燃えさかるたいまつの前で乱舞し、気勢を上げる若衆たち(11日午後9時5分、滋賀県守山市・勝部神社)

燃えさかるたいまつの前で乱舞し、気勢を上げる若衆たち(11日午後9時5分、滋賀県守山市・勝部神社)

 大蛇に見立てた巨大なたいまつを燃やして無病息災を祈る奇祭「火まつり」が11日、滋賀県守山市勝部1丁目の勝部神社と同市浮気町の住吉神社で営まれた。真っ赤に燃えさかる炎が夜空を焦がし、ふんどし姿の若衆が勇壮に踊った。

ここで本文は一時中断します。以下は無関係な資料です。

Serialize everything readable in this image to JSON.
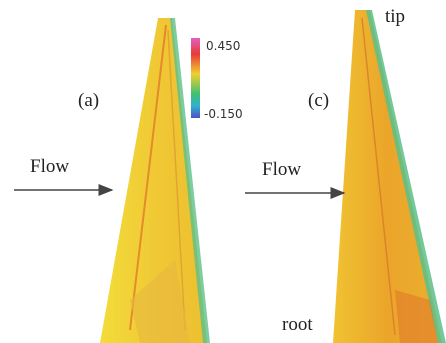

 土御門天皇の病を治すために大蛇を焼き払ったという伝承に由来し、800年以上続くとされる行事。たいまつは勝部神社が大蛇の胴体、住吉神社が頭部を表すとされ、ともに県無形民俗文化財に選択されている。
 勝部神社では長さ約5メートルのたいまつ12基が並べられ、午後9時ごろに一斉に点火された。パチパチと音を立てて燃えさかる炎の前で、13~34歳の氏子ら約80人が肩を組んだり、肩車をしたりして「オイサーオイサー」と声を上げながら乱舞。境内には多くの参拝者が詰めかけ、迫力ある光景に見入った。